Resisting spring chickens is futile

Well, chicken math got the best of us again. We are adding to our flock and now have 24 chicks in the brooder in our garage. If you’ve been following along with our chicken math, that’s 42 total.

I wasn’t the one who prompted the decision, but after Josh noticed most of our desired breeds at the farm store on Friday, he claimed we needed to make our move.

I was on the phone with my mom when Josh came home, rushing past me spouting phrases like “last week for Black Copper Maran”, “Easter eggers” “need more blue eggs” before disappearing into the garage. About 15 minutes later, loud noises are coming from said garage.

“Mom, I have to let you go. I think we are getting more chickens tonight.”

Stepping into the garage preparing to let my husband down easy about this addition he was planning, I find the whole left side had been neatly cleared out. Feeders, waterers and lights were lined up.

It was obvious he was determined and, you know, errrr, I didn’t want a fight.

And how could I argue?

The man had already cleaned out half of our garage which ticked away at our spring to-do list!

Smiling, I walked over to help him clean out the tub, which we use as a brooder, add pine shavings and set up the light so the space would be warm for our new arrivals. Before I knew it were were at the farm store deciding which chicks and how many were coming home with us.

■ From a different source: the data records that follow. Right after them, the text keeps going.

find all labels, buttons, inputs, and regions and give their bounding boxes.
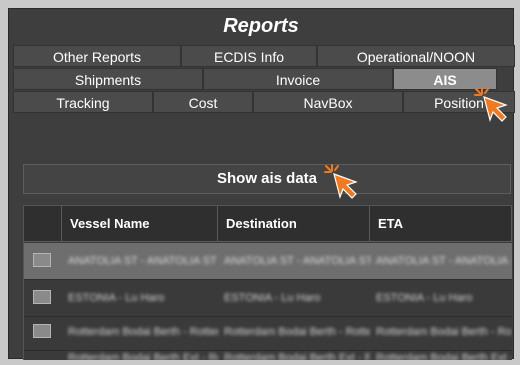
tab-shipments[interactable]: Shipments bbox=[13, 68, 203, 90]
reports-panel: Reports Other Reports ECDIS Info Operati… bbox=[8, 8, 515, 360]
tab-navbox[interactable]: NavBox bbox=[253, 91, 403, 113]
tab-row-3: Tracking Cost NavBox Position bbox=[13, 91, 515, 117]
tab-operational-noon[interactable]: Operational/NOON bbox=[317, 45, 515, 67]
tab-other-reports[interactable]: Other Reports bbox=[13, 45, 181, 67]
vessel-name-cell: Rotterdam Bodai Berth Ext - Rotterdam bbox=[68, 352, 218, 360]
eta-cell: ANATOLIA ST - ANATOLIA ST bbox=[376, 255, 512, 267]
column-header-vessel-name[interactable]: Vessel Name bbox=[62, 206, 218, 242]
tab-cost[interactable]: Cost bbox=[153, 91, 253, 113]
click-cursor-icon bbox=[474, 87, 508, 122]
column-header-destination[interactable]: Destination bbox=[218, 206, 370, 242]
panel-title: Reports bbox=[223, 15, 299, 37]
table-row[interactable]: ANATOLIA ST - ANATOLIA ST ANATOLIA ST - … bbox=[24, 243, 512, 280]
eta-cell: Rotterdam Bodai Berth Ext - Rotterdam bbox=[376, 352, 512, 360]
vessel-name-cell: ESTONIA - Lu Haro bbox=[68, 292, 165, 304]
row-checkbox[interactable] bbox=[33, 253, 51, 267]
tab-invoice[interactable]: Invoice bbox=[203, 68, 393, 90]
show-ais-data-button[interactable]: Show ais data bbox=[23, 164, 511, 194]
click-cursor-icon bbox=[324, 164, 358, 199]
destination-cell: Rotterdam Bodai Berth Ext - Rotterdam bbox=[224, 352, 370, 360]
eta-cell: ESTONIA - Lu Haro bbox=[376, 292, 473, 304]
ais-data-grid: Vessel Name Destination ETA ANATOLIA ST … bbox=[23, 205, 512, 360]
row-checkbox[interactable] bbox=[33, 324, 51, 338]
row-checkbox[interactable] bbox=[33, 290, 51, 304]
column-header-select[interactable] bbox=[24, 206, 62, 242]
tab-tracking[interactable]: Tracking bbox=[13, 91, 153, 113]
table-row[interactable]: Rotterdam Bodai Berth Ext - Rotterdam Ro… bbox=[24, 340, 512, 360]
destination-cell: ESTONIA - Lu Haro bbox=[224, 292, 321, 304]
destination-cell: ANATOLIA ST - ANATOLIA ST bbox=[224, 255, 370, 267]
tab-ecdis-info[interactable]: ECDIS Info bbox=[181, 45, 317, 67]
column-header-eta[interactable]: ETA bbox=[370, 206, 512, 242]
vessel-name-cell: ANATOLIA ST - ANATOLIA ST bbox=[68, 255, 217, 267]
table-row[interactable]: ESTONIA - Lu Haro ESTONIA - Lu Haro ESTO… bbox=[24, 280, 512, 317]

We had already discussed previously that we wanted more Black Copper Marans. We have one, Dahlia, who not only lays beautiful chocolate colored eggs, but is just beautiful all on her own. We also love our Americanas and our Olive Easter Egger because they also add variety to our egg colors.

Our goal wasn’t quantity here, but quality. Keep our dozens colorful and plentiful.

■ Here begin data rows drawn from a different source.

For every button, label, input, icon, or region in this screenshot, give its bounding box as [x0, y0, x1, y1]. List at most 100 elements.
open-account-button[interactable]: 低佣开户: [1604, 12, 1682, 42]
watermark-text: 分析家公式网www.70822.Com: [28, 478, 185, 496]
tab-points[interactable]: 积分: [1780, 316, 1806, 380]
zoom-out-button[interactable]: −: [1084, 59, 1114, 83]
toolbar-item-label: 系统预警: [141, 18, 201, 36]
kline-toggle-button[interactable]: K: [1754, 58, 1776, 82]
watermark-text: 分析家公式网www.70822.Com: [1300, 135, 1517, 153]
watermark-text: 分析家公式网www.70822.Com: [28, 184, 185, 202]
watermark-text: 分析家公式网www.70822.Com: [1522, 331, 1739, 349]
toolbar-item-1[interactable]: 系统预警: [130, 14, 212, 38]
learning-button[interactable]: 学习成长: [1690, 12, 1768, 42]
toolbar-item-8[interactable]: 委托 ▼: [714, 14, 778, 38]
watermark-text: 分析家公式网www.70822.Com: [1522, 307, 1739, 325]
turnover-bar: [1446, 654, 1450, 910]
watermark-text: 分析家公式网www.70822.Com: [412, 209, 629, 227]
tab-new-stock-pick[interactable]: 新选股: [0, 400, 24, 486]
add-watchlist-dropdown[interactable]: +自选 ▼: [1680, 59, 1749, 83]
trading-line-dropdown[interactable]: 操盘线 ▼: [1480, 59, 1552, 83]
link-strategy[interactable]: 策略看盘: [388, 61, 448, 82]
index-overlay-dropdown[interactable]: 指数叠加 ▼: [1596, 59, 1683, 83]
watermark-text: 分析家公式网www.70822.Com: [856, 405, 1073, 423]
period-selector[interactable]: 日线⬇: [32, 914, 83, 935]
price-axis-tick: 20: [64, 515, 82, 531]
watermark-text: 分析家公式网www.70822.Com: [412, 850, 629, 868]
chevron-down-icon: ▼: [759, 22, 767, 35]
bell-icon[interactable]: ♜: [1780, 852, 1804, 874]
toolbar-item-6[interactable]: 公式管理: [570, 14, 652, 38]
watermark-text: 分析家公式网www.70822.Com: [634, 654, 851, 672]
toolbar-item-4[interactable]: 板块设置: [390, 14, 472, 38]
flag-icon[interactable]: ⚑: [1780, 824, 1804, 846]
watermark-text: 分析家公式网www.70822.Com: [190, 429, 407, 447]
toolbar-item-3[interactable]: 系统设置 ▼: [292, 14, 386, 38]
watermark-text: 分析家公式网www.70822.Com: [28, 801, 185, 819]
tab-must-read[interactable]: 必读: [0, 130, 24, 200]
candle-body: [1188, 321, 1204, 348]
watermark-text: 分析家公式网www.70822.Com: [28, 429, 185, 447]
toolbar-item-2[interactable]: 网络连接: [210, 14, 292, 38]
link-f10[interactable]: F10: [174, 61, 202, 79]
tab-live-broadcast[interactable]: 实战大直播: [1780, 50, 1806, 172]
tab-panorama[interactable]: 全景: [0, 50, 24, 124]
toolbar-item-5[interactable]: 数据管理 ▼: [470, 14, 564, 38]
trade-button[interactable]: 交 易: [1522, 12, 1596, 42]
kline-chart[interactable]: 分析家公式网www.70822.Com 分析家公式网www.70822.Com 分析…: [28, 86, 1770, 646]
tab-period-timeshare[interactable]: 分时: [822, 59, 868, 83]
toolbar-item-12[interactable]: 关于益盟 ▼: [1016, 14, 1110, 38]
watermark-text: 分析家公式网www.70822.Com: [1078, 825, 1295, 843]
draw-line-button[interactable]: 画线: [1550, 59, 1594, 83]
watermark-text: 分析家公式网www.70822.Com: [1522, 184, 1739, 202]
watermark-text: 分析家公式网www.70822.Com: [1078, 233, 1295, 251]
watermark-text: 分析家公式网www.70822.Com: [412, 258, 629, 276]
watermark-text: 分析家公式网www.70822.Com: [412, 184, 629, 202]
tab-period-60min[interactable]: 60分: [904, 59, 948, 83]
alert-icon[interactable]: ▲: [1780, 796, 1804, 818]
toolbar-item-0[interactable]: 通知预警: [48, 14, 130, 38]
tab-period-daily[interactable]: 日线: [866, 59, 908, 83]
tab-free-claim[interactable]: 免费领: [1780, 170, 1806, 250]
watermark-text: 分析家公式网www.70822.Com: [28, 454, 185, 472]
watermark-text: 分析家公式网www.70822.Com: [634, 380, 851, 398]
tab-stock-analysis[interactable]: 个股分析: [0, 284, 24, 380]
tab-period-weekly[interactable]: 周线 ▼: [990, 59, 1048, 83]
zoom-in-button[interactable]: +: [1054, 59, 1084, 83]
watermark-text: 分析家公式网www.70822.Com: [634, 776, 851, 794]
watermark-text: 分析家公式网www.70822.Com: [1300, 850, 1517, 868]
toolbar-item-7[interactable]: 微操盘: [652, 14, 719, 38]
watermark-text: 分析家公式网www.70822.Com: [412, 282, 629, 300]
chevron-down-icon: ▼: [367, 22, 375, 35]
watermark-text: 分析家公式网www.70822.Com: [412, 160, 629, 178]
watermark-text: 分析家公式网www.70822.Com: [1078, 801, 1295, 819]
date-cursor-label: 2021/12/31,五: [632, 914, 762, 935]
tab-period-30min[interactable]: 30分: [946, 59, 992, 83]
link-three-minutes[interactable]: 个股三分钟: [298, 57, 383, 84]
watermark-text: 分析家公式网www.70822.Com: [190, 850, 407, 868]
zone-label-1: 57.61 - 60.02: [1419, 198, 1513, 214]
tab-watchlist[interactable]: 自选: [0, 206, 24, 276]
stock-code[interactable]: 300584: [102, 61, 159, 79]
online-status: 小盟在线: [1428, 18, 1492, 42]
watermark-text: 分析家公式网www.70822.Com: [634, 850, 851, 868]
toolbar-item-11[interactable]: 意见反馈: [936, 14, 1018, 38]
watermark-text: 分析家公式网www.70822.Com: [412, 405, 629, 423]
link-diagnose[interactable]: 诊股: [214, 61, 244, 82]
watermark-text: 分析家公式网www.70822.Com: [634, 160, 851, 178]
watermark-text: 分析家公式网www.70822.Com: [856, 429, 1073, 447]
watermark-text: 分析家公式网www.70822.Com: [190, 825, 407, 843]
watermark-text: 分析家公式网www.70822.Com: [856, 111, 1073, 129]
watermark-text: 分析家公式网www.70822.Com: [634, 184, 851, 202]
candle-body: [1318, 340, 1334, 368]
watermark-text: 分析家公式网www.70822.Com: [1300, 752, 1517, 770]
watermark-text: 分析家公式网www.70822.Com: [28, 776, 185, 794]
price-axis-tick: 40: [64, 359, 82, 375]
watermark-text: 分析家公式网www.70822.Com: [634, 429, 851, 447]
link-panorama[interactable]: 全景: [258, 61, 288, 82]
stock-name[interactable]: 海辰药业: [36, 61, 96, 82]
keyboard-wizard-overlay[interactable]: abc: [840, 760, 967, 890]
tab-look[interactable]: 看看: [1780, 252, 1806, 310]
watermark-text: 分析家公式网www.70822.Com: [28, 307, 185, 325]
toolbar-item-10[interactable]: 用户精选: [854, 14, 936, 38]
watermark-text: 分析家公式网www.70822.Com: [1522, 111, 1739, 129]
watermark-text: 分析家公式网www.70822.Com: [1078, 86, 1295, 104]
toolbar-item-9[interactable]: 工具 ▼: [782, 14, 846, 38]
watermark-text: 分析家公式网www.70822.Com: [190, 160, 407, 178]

We walked away with 6 Black Copper Marans, 6 Easter Eggers, 6 Black Australarps, 3 Buff Orpington, 2 Speckled Sussex and a bag of organic starter feed. Within 15 minutes we were home placing the new kids in their new warm home and inviting neighbors over for after dinner wine and chicken TV.

Why did we get so many? Have I lost my ever-lovin’ mind? Maybe. But here’s our thoughts on this decision.

Since December, we’ve been allowing our 18 hens free range in the garden and now we’ve set up a gate system to give them a paddock to graze in during planting season. We have predator pressure: hawks, eagles, owls and coyotes and we’ve seen them around our property.

We’ve just been lucky.

At some point, as much as I hate it, the reality is that at least one if not a few of our hens will become something else’s dinner, so we need to keep the flock going, and in order to do that, we need to add to the group.

I’m also looking into getting my egg dealer license to see if we can supply a local restaurant or two here and there, so we will need more hens to accommodate that venture.

Another reason we plan to add chicks each year is that in a couple of years, these adult hens will stop laying and we want to keep production consistent.

Our coop can handle 60 hens, we just need to add another roost to accommodate them, so space wise, we are good there. And, if we decide we are in over our head, there is a market on the island for young adult laying hens for those people who don’t want to deal with raising chicks. We feel we can sell the birds fairly easy.

Our small farm seems to be growing, and we aren’t stopping with laying hens. We have 60 Red Rangers on the way to harvest by mid-June.

More on that in a couple of weeks.

4 thoughts on “Resisting spring chickens is futile

  1. I’ve just discovered some wonderful systems for supplementing their food by setting up a wooden grub-box to passively transform part of your food compost into high-protein grubs from species like black soldier flies, which climb out of the box on their own when mature, and tumble to the ground where the birds peck them right up.


    1. One of my favorite YouTubers-Justin Rhodes has a video about how he does that. Once we get this ladies integrated into the flock, Iā€™d like to try that.